Thyroid hormone (T3) plays a crucial role in several steps of cerebellar ontogenesis. By using a neuron-astrocyte coculture model, we have investigated the effects of T3-treated astrocytes on cerebellar neuronal differentiation in vitro. Neurons plated onto T3-astrocytes presented a 40-60% increase on the total neurite length and an increment in the number of neurites.
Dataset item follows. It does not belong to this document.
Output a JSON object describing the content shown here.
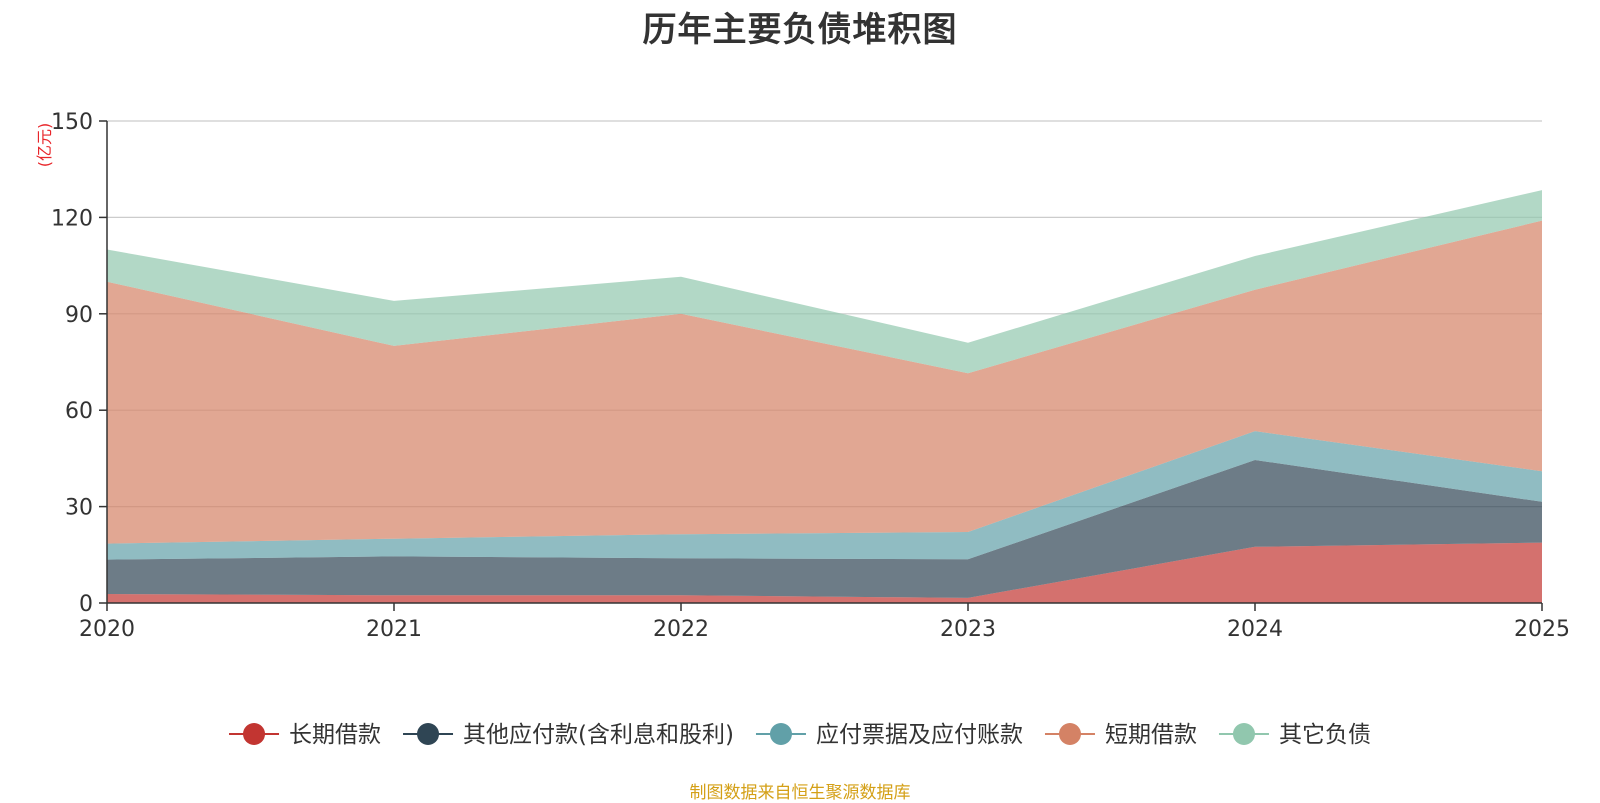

Treatment of astrocytes with epidermal growth factor (EGF) yielded similar results, suggesting that this growth factor might mediate T3-induced neuritogenesis. EGF and T3 treatment increased fibronectin and laminin expression by astrocytes, suggesting that astrocyte neurite permissiveness induced by these treatments is mostly due to modulation of extracellular matrix (ECM) components. Such increase in ECM protein expression as well as astrocyte permissiveness to neurite outgrowth was reversed by the specific EGF receptor tyrosine kinase inhibitor, tyrphostin. Moreover studies using selective inhibitors of several transduction-signaling cascades indicated that modulation of ECM proteins by EGF is mainly through a synergistic activation of mitogen-activated protein kinase and phosphatidylinositol 3-kinase pathways. In this work, we provide evidence of a novel role of EGF as an intermediary factor of T3 action on cerebellar ontogenesis. By modulating the content of ECM proteins, EGF increases neurite outgrowth. Our data reveal an important role of astrocytes as mediators of T3-induced cerebellar development and partially elucidate the role of EGF and mitogen-activated protein kinase/phosphatidylinositol 3-kinase pathways on this process.